First let's try to look at all the metadat files (train_metadat.csv and eBird_Taxonomy_v2021.csv). This part is partially copied from https://www.kaggle.com/hasanbasriakcay/birdclef22-eda-noise-reduction)

In [None]:
train_metadata.head()

In [None]:
# Make sure that there are not nans in the metadata
train_metadata.isna().sum()

Now I want to check how much time every bird is a primary bird and how much time every bird appears to be scondary bird

In [None]:
train_metadata = pd.read_csv(f'{BASE_DIR}/train_metadata.csv')

birds_count_dict = train_metadata['primary_label'].value_counts().to_dict()

secondary_labels_as_arr = train_metadata['secondary_labels'].map(lambda x: x[1:-1].replace("'", "").split(", "))
all_secondary = secondary_labels_as_arr.aggregate('sum')
birds_count = [{'Bird': k, 'n_primary': birds_count_dict[k], 'n_secondary': all_secondary.count(k), 'total_time_primary': 0, 'total_time_secondary': 0} for k in birds_count_dict.keys()]
birds_count = pd.DataFrame(birds_count)
birds_count = birds_count.set_index('Bird', drop=True)
for _, row in train_metadata.iterrows():
    seconds = samples_seconds[row.filename]
    birds_count.loc[row.primary_label].total_time_primary += seconds
    if len(row.secondary_labels) > 2:
        arr = row.secondary_labels[1:-1].replace("'", "").split(", ")
        for secondary_bird in arr:
            birds_count.loc[secondary_bird].total_time_secondary += seconds

birds_count = birds_count.sort_values(by=['total_time_primary', 'total_time_secondary', 'n_primary', 'n_secondary'], ascending=False)
print(birds_count)
birds_count.to_csv('birds_count.csv')

The full output is at birds_count.csv. As you can easily see, the data is extremely not balanced and we have to think about ways to make it balanced.

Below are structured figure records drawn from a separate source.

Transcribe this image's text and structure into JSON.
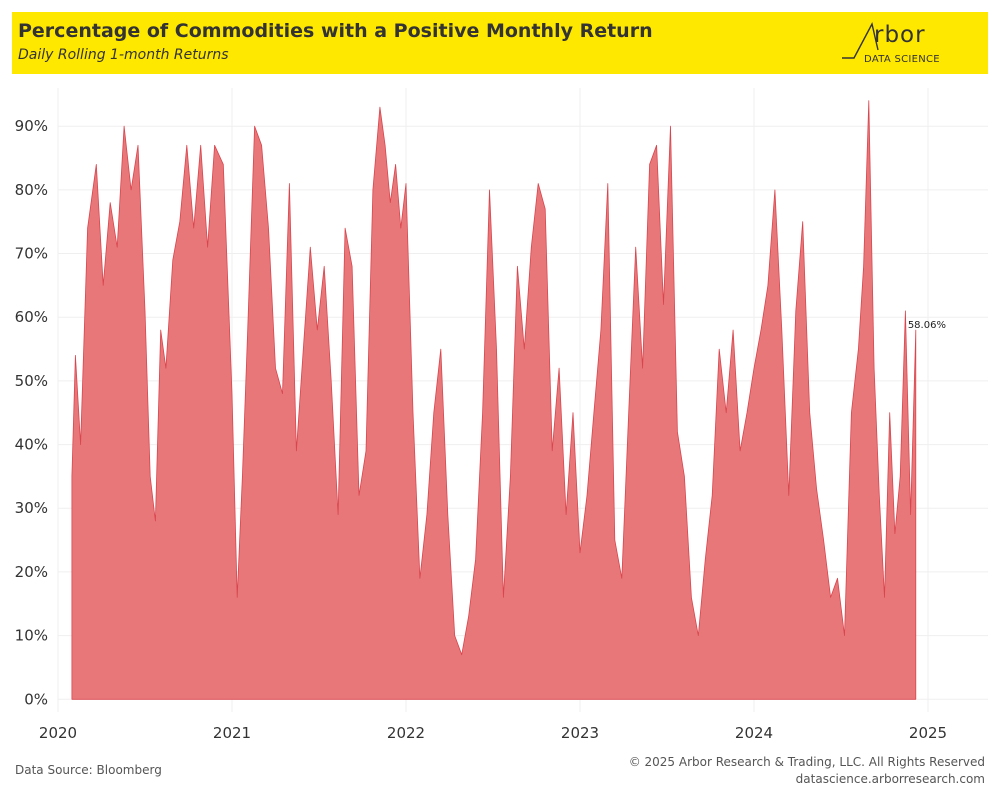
{
  "header": {
    "title": "Percentage of Commodities with a Positive Monthly Return",
    "subtitle": "Daily Rolling 1-month Returns",
    "logo_word": "rbor",
    "logo_sub": "DATA SCIENCE"
  },
  "footer": {
    "source": "Data Source: Bloomberg",
    "copyright": "© 2025 Arbor Research & Trading, LLC. All Rights Reserved",
    "website": "datascience.arborresearch.com"
  },
  "colors": {
    "area": "#e8777a",
    "line": "#d9454d",
    "grid": "#efefef"
  },
  "chart_data": {
    "type": "area",
    "title": "Percentage of Commodities with a Positive Monthly Return",
    "subtitle": "Daily Rolling 1-month Returns",
    "xlabel": "",
    "ylabel": "",
    "xlim": [
      2020.0,
      2025.0
    ],
    "ylim": [
      -0.02,
      0.96
    ],
    "x_ticks": [
      {
        "value": 2020.0,
        "label": "2020"
      },
      {
        "value": 2021.0,
        "label": "2021"
      },
      {
        "value": 2022.0,
        "label": "2022"
      },
      {
        "value": 2023.0,
        "label": "2023"
      },
      {
        "value": 2024.0,
        "label": "2024"
      },
      {
        "value": 2025.0,
        "label": "2025"
      }
    ],
    "y_ticks": [
      {
        "value": 0.0,
        "label": "0%"
      },
      {
        "value": 0.1,
        "label": "10%"
      },
      {
        "value": 0.2,
        "label": "20%"
      },
      {
        "value": 0.3,
        "label": "30%"
      },
      {
        "value": 0.4,
        "label": "40%"
      },
      {
        "value": 0.5,
        "label": "50%"
      },
      {
        "value": 0.6,
        "label": "60%"
      },
      {
        "value": 0.7,
        "label": "70%"
      },
      {
        "value": 0.8,
        "label": "80%"
      },
      {
        "value": 0.9,
        "label": "90%"
      }
    ],
    "grid": true,
    "legend": "none",
    "end_label": "58.06%",
    "x": [
      2020.08,
      2020.1,
      2020.13,
      2020.17,
      2020.22,
      2020.26,
      2020.3,
      2020.34,
      2020.38,
      2020.42,
      2020.46,
      2020.5,
      2020.53,
      2020.56,
      2020.59,
      2020.62,
      2020.66,
      2020.7,
      2020.74,
      2020.78,
      2020.82,
      2020.86,
      2020.9,
      2020.95,
      2021.0,
      2021.03,
      2021.06,
      2021.09,
      2021.13,
      2021.17,
      2021.21,
      2021.25,
      2021.29,
      2021.33,
      2021.37,
      2021.41,
      2021.45,
      2021.49,
      2021.53,
      2021.57,
      2021.61,
      2021.65,
      2021.69,
      2021.73,
      2021.77,
      2021.81,
      2021.85,
      2021.88,
      2021.91,
      2021.94,
      2021.97,
      2022.0,
      2022.04,
      2022.08,
      2022.12,
      2022.16,
      2022.2,
      2022.24,
      2022.28,
      2022.32,
      2022.36,
      2022.4,
      2022.44,
      2022.48,
      2022.52,
      2022.56,
      2022.6,
      2022.64,
      2022.68,
      2022.72,
      2022.76,
      2022.8,
      2022.84,
      2022.88,
      2022.92,
      2022.96,
      2023.0,
      2023.04,
      2023.08,
      2023.12,
      2023.16,
      2023.2,
      2023.24,
      2023.28,
      2023.32,
      2023.36,
      2023.4,
      2023.44,
      2023.48,
      2023.52,
      2023.56,
      2023.6,
      2023.64,
      2023.68,
      2023.72,
      2023.76,
      2023.8,
      2023.84,
      2023.88,
      2023.92,
      2023.96,
      2024.0,
      2024.04,
      2024.08,
      2024.12,
      2024.16,
      2024.2,
      2024.24,
      2024.28,
      2024.32,
      2024.36,
      2024.4,
      2024.44,
      2024.48,
      2024.52,
      2024.56,
      2024.6,
      2024.63,
      2024.66,
      2024.69,
      2024.72,
      2024.75,
      2024.78,
      2024.81,
      2024.84,
      2024.87,
      2024.9,
      2024.93
    ],
    "y": [
      0.35,
      0.54,
      0.4,
      0.74,
      0.84,
      0.65,
      0.78,
      0.71,
      0.9,
      0.8,
      0.87,
      0.61,
      0.35,
      0.28,
      0.58,
      0.52,
      0.69,
      0.75,
      0.87,
      0.74,
      0.87,
      0.71,
      0.87,
      0.84,
      0.48,
      0.16,
      0.35,
      0.58,
      0.9,
      0.87,
      0.74,
      0.52,
      0.48,
      0.81,
      0.39,
      0.55,
      0.71,
      0.58,
      0.68,
      0.5,
      0.29,
      0.74,
      0.68,
      0.32,
      0.39,
      0.8,
      0.93,
      0.87,
      0.78,
      0.84,
      0.74,
      0.81,
      0.45,
      0.19,
      0.29,
      0.45,
      0.55,
      0.29,
      0.1,
      0.07,
      0.13,
      0.22,
      0.45,
      0.8,
      0.55,
      0.16,
      0.35,
      0.68,
      0.55,
      0.71,
      0.81,
      0.77,
      0.39,
      0.52,
      0.29,
      0.45,
      0.23,
      0.32,
      0.45,
      0.58,
      0.81,
      0.25,
      0.19,
      0.45,
      0.71,
      0.52,
      0.84,
      0.87,
      0.62,
      0.9,
      0.42,
      0.35,
      0.16,
      0.1,
      0.22,
      0.32,
      0.55,
      0.45,
      0.58,
      0.39,
      0.45,
      0.52,
      0.58,
      0.65,
      0.8,
      0.58,
      0.32,
      0.61,
      0.75,
      0.45,
      0.33,
      0.25,
      0.16,
      0.19,
      0.1,
      0.45,
      0.55,
      0.68,
      0.94,
      0.52,
      0.32,
      0.16,
      0.45,
      0.26,
      0.35,
      0.61,
      0.29,
      0.58
    ]
  }
}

Let's check the data only on the scored birds

In [None]:
n_primary = [birds_count.n_primary[bird] for bird in scored_birds]
n_secondary = [birds_count.n_secondary[bird] for bird in scored_birds]
total_time_primary = [birds_count.total_time_primary[bird] for bird in scored_birds]
total_time_secondary = [birds_count.total_time_secondary[bird] for bird in scored_birds]
print(scored_birds)
print(n_primary)
print(n_secondary)
print(total_time_primary)
print(total_time_secondary)

plt.figure(figsize=(20, 3))
plt.bar(scored_birds, n_primary)
plt.title('n_primary')
plt.figure(figsize=(20, 3))
plt.bar(scored_birds, n_secondary)
plt.title('n_secondary')
plt.figure(figsize=(20, 3))
plt.bar(scored_birds, total_time_primary)
plt.title('total_time_primary')
plt.figure(figsize=(20, 3))
plt.bar(scored_birds, total_time_secondary)
plt.title('total_time_secondary')
plt.show()

Let's check the rating distribution.

In [None]:
plt.figure()
plt.hist(train_metadata.rating, bins=10)
plt.title('rating of all audio files')

plt.figure()
is_scored = train_metadata.primary_label.map(lambda x: x in scored_birds)
relevant_metadata = train_metadata[is_scored]
plt.hist(relevant_metadata.rating, bins=10)
plt.title('rating of the scored audio files')


plt.show()

It looks like most of the samples have good quality.